Initially, Rosatom stated that one of the first missions of the newly commissioned nuclear-powered icebreaker would be to take 25 Russian teenagers between 12 and 16 years old, finalists of the "Arctic Olympiad", to the North Pole in October 2020. However, Arktika remained at Atomflot's base in Murmansk until mid-November following the official flag-raising ceremony. The vessel departed on its first working voyage on the Northern Sea Route on 14 November but briefly returned to Murmansk for minor technical adjustments. The first escort operation was carried out on 24 November. After the initial deployment, the icebreaker was expected to return to Murmansk to stock up provisions in mid-December and then head back to the Northern Sea Route. However, due to technical issues Arktika remained in Atomflot's base until late February 2021.
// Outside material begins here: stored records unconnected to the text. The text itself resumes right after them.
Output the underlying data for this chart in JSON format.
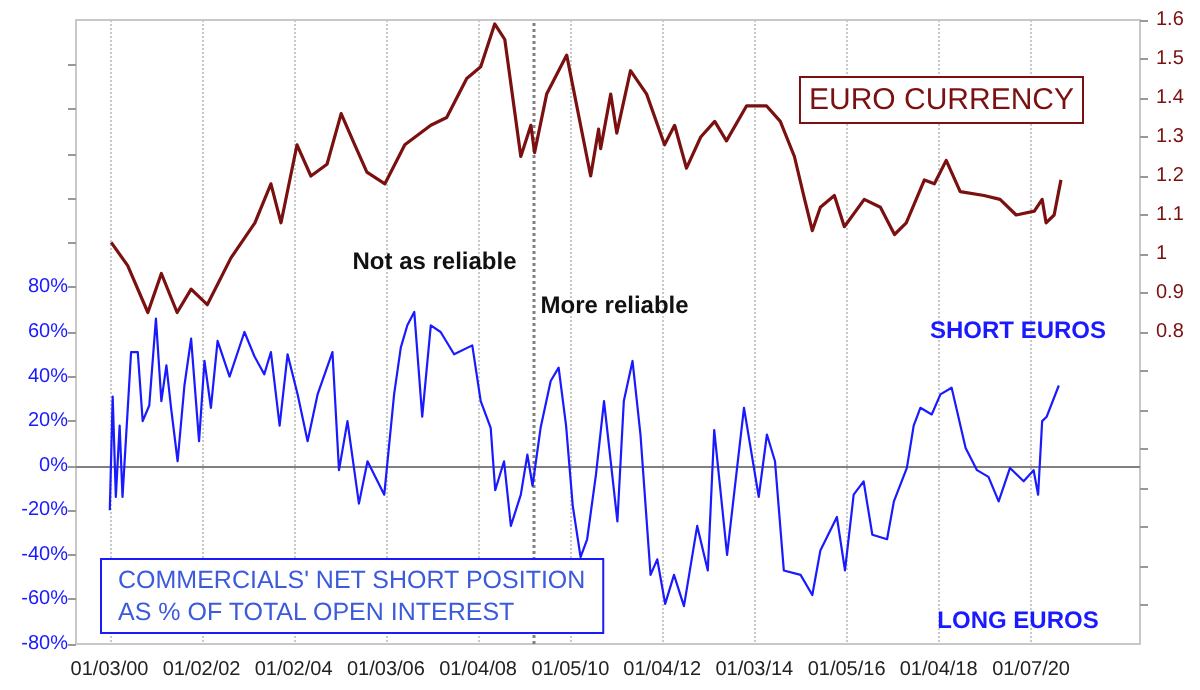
{
  "chart_data": {
    "type": "line",
    "series": [
      {
        "name": "EURO CURRENCY",
        "color": "#7b1010",
        "axis": "y2",
        "x": [
          "2000-01-16",
          "2000-05-26",
          "2000-11-02",
          "2001-02-17",
          "2001-06-22",
          "2001-10-11",
          "2002-02-16",
          "2002-08-23",
          "2003-03-01",
          "2003-07-06",
          "2003-09-24",
          "2004-01-29",
          "2004-05-18",
          "2004-09-23",
          "2005-01-13",
          "2005-05-01",
          "2005-08-05",
          "2005-12-26",
          "2006-06-02",
          "2006-12-25",
          "2007-04-30",
          "2007-10-06",
          "2008-01-25",
          "2008-05-15",
          "2008-08-03",
          "2008-12-08",
          "2009-02-26",
          "2009-03-27",
          "2009-07-01",
          "2009-12-07",
          "2010-06-15",
          "2010-08-17",
          "2010-09-02",
          "2010-11-21",
          "2011-01-08",
          "2011-04-27",
          "2011-09-02",
          "2012-01-22",
          "2012-04-11",
          "2012-07-14",
          "2012-11-04",
          "2013-02-23",
          "2013-05-27",
          "2013-11-03",
          "2014-04-09",
          "2014-07-28",
          "2014-11-17",
          "2015-02-06",
          "2015-04-08",
          "2015-06-11",
          "2015-09-30",
          "2015-12-18",
          "2016-05-24",
          "2016-09-29",
          "2017-01-19",
          "2017-04-22",
          "2017-09-13",
          "2017-12-01",
          "2018-03-05",
          "2018-06-24",
          "2018-12-30",
          "2019-05-06",
          "2019-09-11",
          "2020-02-02",
          "2020-04-04",
          "2020-05-05",
          "2020-07-08",
          "2020-08-31"
        ],
        "values": [
          1.03,
          0.97,
          0.85,
          0.95,
          0.85,
          0.91,
          0.87,
          0.99,
          1.08,
          1.18,
          1.08,
          1.28,
          1.2,
          1.23,
          1.36,
          1.28,
          1.21,
          1.18,
          1.28,
          1.33,
          1.35,
          1.45,
          1.48,
          1.59,
          1.55,
          1.25,
          1.33,
          1.26,
          1.41,
          1.51,
          1.2,
          1.32,
          1.27,
          1.41,
          1.31,
          1.47,
          1.41,
          1.28,
          1.33,
          1.22,
          1.3,
          1.34,
          1.29,
          1.38,
          1.38,
          1.34,
          1.25,
          1.14,
          1.06,
          1.12,
          1.15,
          1.07,
          1.14,
          1.12,
          1.05,
          1.08,
          1.19,
          1.18,
          1.24,
          1.16,
          1.15,
          1.14,
          1.1,
          1.11,
          1.14,
          1.08,
          1.1,
          1.19
        ]
      },
      {
        "name": "COMMERCIALS' NET SHORT POSITION\nAS % OF TOTAL OPEN INTEREST",
        "color": "#1a1aff",
        "axis": "y",
        "x": [
          "2000-01-05",
          "2000-01-28",
          "2000-02-22",
          "2000-03-23",
          "2000-04-15",
          "2000-06-22",
          "2000-08-14",
          "2000-09-22",
          "2000-11-13",
          "2001-01-05",
          "2001-02-17",
          "2001-03-29",
          "2001-05-05",
          "2001-06-26",
          "2001-08-19",
          "2001-10-11",
          "2001-12-13",
          "2002-01-25",
          "2002-03-17",
          "2002-05-09",
          "2002-08-12",
          "2002-12-08",
          "2003-02-26",
          "2003-05-14",
          "2003-07-06",
          "2003-09-13",
          "2003-11-15",
          "2004-02-03",
          "2004-04-22",
          "2004-07-10",
          "2004-11-05",
          "2004-12-27",
          "2005-03-04",
          "2005-06-03",
          "2005-08-10",
          "2005-12-21",
          "2006-03-09",
          "2006-05-01",
          "2006-06-22",
          "2006-08-16",
          "2006-10-18",
          "2006-12-25",
          "2007-03-13",
          "2007-06-28",
          "2007-11-19",
          "2008-01-25",
          "2008-04-13",
          "2008-05-19",
          "2008-07-28",
          "2008-09-20",
          "2008-12-08",
          "2009-01-29",
          "2009-03-11",
          "2009-05-14",
          "2009-08-02",
          "2009-10-04",
          "2009-12-02",
          "2010-01-24",
          "2010-03-27",
          "2010-05-18",
          "2010-07-27",
          "2010-09-29",
          "2011-01-13",
          "2011-03-05",
          "2011-05-13",
          "2011-07-15",
          "2011-10-03",
          "2011-11-25",
          "2012-01-27",
          "2012-04-06",
          "2012-06-24",
          "2012-10-07",
          "2012-12-30",
          "2013-02-19",
          "2013-06-01",
          "2013-10-13",
          "2014-02-07",
          "2014-04-13",
          "2014-06-16",
          "2014-08-25",
          "2015-01-05",
          "2015-04-08",
          "2015-06-11",
          "2015-10-20",
          "2015-12-23",
          "2016-03-01",
          "2016-05-19",
          "2016-07-27",
          "2016-11-21",
          "2017-01-14",
          "2017-04-27",
          "2017-06-20",
          "2017-08-12",
          "2017-11-10",
          "2018-01-18",
          "2018-04-17",
          "2018-08-06",
          "2018-11-04",
          "2019-02-03",
          "2019-04-25",
          "2019-07-24",
          "2019-11-09",
          "2020-01-27",
          "2020-03-03",
          "2020-04-04",
          "2020-05-10",
          "2020-08-14"
        ],
        "values": [
          -20,
          31,
          -14,
          18,
          -14,
          51,
          51,
          20,
          27,
          66,
          29,
          45,
          26,
          2,
          36,
          57,
          11,
          47,
          26,
          56,
          40,
          60,
          49,
          41,
          51,
          18,
          50,
          32,
          11,
          32,
          51,
          -2,
          20,
          -17,
          2,
          -13,
          32,
          53,
          63,
          69,
          22,
          63,
          60,
          50,
          54,
          29,
          17,
          -11,
          2,
          -27,
          -13,
          5,
          -9,
          17,
          38,
          44,
          18,
          -18,
          -41,
          -33,
          -4,
          29,
          -25,
          29,
          47,
          14,
          -49,
          -42,
          -62,
          -49,
          -63,
          -27,
          -47,
          16,
          -40,
          26,
          -14,
          14,
          2,
          -47,
          -49,
          -58,
          -38,
          -23,
          -47,
          -13,
          -7,
          -31,
          -33,
          -16,
          -1,
          18,
          26,
          23,
          32,
          35,
          8,
          -2,
          -5,
          -16,
          -1,
          -7,
          -2,
          -13,
          20,
          22,
          36
        ]
      }
    ],
    "xlim": [
      "1999-04-12",
      "2022-05-20"
    ],
    "xticks": [
      {
        "value": "2000-01-03",
        "label": "01/03/00"
      },
      {
        "value": "2002-01-02",
        "label": "01/02/02"
      },
      {
        "value": "2004-01-02",
        "label": "01/02/04"
      },
      {
        "value": "2006-01-03",
        "label": "01/03/06"
      },
      {
        "value": "2008-01-04",
        "label": "01/04/08"
      },
      {
        "value": "2010-01-05",
        "label": "01/05/10"
      },
      {
        "value": "2012-01-04",
        "label": "01/04/12"
      },
      {
        "value": "2014-01-03",
        "label": "01/03/14"
      },
      {
        "value": "2016-01-05",
        "label": "01/05/16"
      },
      {
        "value": "2018-01-04",
        "label": "01/04/18"
      },
      {
        "value": "2020-01-07",
        "label": "01/07/20"
      }
    ],
    "ylim": [
      -80,
      200
    ],
    "yticks": [
      {
        "value": -80,
        "label": "-80%"
      },
      {
        "value": -60,
        "label": "-60%"
      },
      {
        "value": -40,
        "label": "-40%"
      },
      {
        "value": -20,
        "label": "-20%"
      },
      {
        "value": 0,
        "label": "0%"
      },
      {
        "value": 20,
        "label": "20%"
      },
      {
        "value": 40,
        "label": "40%"
      },
      {
        "value": 60,
        "label": "60%"
      },
      {
        "value": 80,
        "label": "80%"
      },
      {
        "value": 100,
        "label": null
      },
      {
        "value": 120,
        "label": null
      },
      {
        "value": 140,
        "label": null
      },
      {
        "value": 160,
        "label": null
      },
      {
        "value": 180,
        "label": null
      }
    ],
    "y2lim": [
      0,
      1.6
    ],
    "y2ticks": [
      {
        "value": 0.1,
        "label": null
      },
      {
        "value": 0.2,
        "label": null
      },
      {
        "value": 0.3,
        "label": null
      },
      {
        "value": 0.4,
        "label": null
      },
      {
        "value": 0.5,
        "label": null
      },
      {
        "value": 0.6,
        "label": null
      },
      {
        "value": 0.7,
        "label": null
      },
      0.8,
      0.9,
      1,
      1.1,
      1.2,
      1.3,
      1.4,
      1.5,
      1.6
    ],
    "ref_lines": [
      {
        "axis": "y",
        "value": 0,
        "color": "#808080",
        "line_style": "solid"
      },
      {
        "axis": "x",
        "value": "2009-03-11",
        "color": "#808080",
        "line_style": "dotted"
      }
    ],
    "annotations": [
      {
        "text": "Not as reliable",
        "x": "2009-03-11",
        "y": 92
      },
      {
        "text": "More reliable",
        "x": "2009-03-11",
        "y": 72
      },
      "SHORT EUROS",
      "LONG EUROS"
    ],
    "grid": "x",
    "legend": false,
    "marker": "none"
  }
}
On 1 January 2022, the ship arrived in Pevek with two cargo vessels, but one vessel of the convoy had been left on the route until the Arktika could go back for her.

== Design ==

Arktika is 173.3 m long overall and has a maximum beam of 34 m. Designed to operate efficiently both in shallow Arctic river estuaries as well as along the Northern Sea Route, the draught of the vessel can be varied between about 9 and 10.5 m by taking in and discharging ballast water, with displacement up to 33327 t.

Arktika has a nuclear-turbo-electric powertrain. The onboard nuclear power plant consists of two 175 MWt RITM-200 pressurized water reactors fueled by up to 20% enriched Uranium-235 and two 36 MWe turbogenerators. The propulsion system follows the classic polar icebreaker pattern with three 6.2 m four-bladed propellers driven by 20 MW electric motors. With a total propulsion power of 60 MW, Arktika is designed to be capable of breaking 2.8 m thick level ice at a continuous speed of 1.5–2 kn at full power when operating in deep water at design draught.